Eremon tomó aire. Al menos, para aquella pregunta sí había preparado una respuesta.

—El oro que veis es tan sólo una pequeña muestra de nuestras riquezas —explicó, echando hacia atrás su manto para mostrar su elaborado cinturón y la empuñadura enjoyada de su daga—. El oro abunda en nuestros ríos y en nuestros montes hemos encontrado muchas vetas de cobre. Vendrán más hombres que te enseñarán más ejemplos de nuestras habilidades. Queremos ponernos en contacto con tribus de toda Alba.

Talorc tenía la mirada fija en la diadema de oro de Eremon.

—Por supuesto, el oro no lo es todo —prosiguió el príncipe, sonriendo—. Cultivamos cebada en las llanuras y pastoreamos numerosos rebaños en los prados, porque nuestra tierra está bendecida por vientos más cálidos que los que soplan en la vuestra. Y hacemos muchas otras cosas: nuestros artesanos son célebres en todo el mundo.

Talorc no pudo contenerse.

—¡Alto ahí! ¡Nosotros tenemos la mejor carne de ciervo, los mejores perros de caza y las pieles que más abrigan! —dijo, y se golpeó el pecho—. Nuestras ovejas dan mejor lana que las vuestras y, por supuesto, nuestras mujeres son las más hermosas.

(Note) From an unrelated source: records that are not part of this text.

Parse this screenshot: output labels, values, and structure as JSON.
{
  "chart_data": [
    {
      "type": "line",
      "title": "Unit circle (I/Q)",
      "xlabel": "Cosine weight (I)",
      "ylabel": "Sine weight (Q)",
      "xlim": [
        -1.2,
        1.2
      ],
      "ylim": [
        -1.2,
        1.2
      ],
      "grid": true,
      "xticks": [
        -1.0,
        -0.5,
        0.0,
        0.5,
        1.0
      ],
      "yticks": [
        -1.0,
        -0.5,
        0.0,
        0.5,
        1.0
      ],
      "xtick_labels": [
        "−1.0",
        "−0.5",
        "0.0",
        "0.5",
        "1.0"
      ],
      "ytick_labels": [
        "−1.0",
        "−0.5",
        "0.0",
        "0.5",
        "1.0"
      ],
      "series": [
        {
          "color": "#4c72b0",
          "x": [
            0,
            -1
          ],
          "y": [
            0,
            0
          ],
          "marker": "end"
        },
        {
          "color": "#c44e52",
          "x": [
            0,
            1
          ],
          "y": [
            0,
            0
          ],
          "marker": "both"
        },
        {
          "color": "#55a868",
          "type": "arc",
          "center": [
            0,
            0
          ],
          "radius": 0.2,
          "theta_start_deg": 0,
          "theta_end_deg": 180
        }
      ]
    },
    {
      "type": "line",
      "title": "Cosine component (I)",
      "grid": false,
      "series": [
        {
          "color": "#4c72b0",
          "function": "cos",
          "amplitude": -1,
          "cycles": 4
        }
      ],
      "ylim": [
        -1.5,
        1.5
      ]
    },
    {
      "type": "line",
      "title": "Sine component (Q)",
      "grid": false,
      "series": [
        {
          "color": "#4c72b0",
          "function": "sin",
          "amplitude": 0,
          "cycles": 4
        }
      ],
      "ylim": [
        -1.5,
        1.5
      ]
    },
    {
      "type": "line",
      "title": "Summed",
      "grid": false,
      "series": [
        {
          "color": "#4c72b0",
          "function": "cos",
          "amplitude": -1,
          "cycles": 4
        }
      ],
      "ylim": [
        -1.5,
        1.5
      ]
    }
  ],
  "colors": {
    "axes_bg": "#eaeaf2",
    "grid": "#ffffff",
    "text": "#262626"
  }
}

—¡Yo me encargaré de juzgar eso! —intervino Conaire, con una sonrisa—. ¿Qué os parece si os muestro la calidad de mi espada y, a cambio, vuestras mujeres nos enseñan la calidad de sus armas?

Talorc hizo una mueca y soltó una carcajada, dando una patada en el suelo.

—Para ser un
gael,
tienes bastante gracia —rió. Le brillaron los ojos al comprobar cuán grueso era el brazo que Conaire empleaba para coger la espada—. Me pregunto, potrillo, si eres tan bueno luchando como bromeando. Yo ya domaba caballos cuando tú todavía te meabas en los
bracae.
¿Qué te parece si te devuelvo la espada y…?

El druida le hizo callar con un gesto y, a continuación, se puso en pie valiéndose de su cayado. Eremon se fijó en que éste estaba rematado con una cabeza de lechuza con ojos de reluciente azabache. Cuando el druida se apoyó en ella, las pupilas del animal parecieron fijarse en él.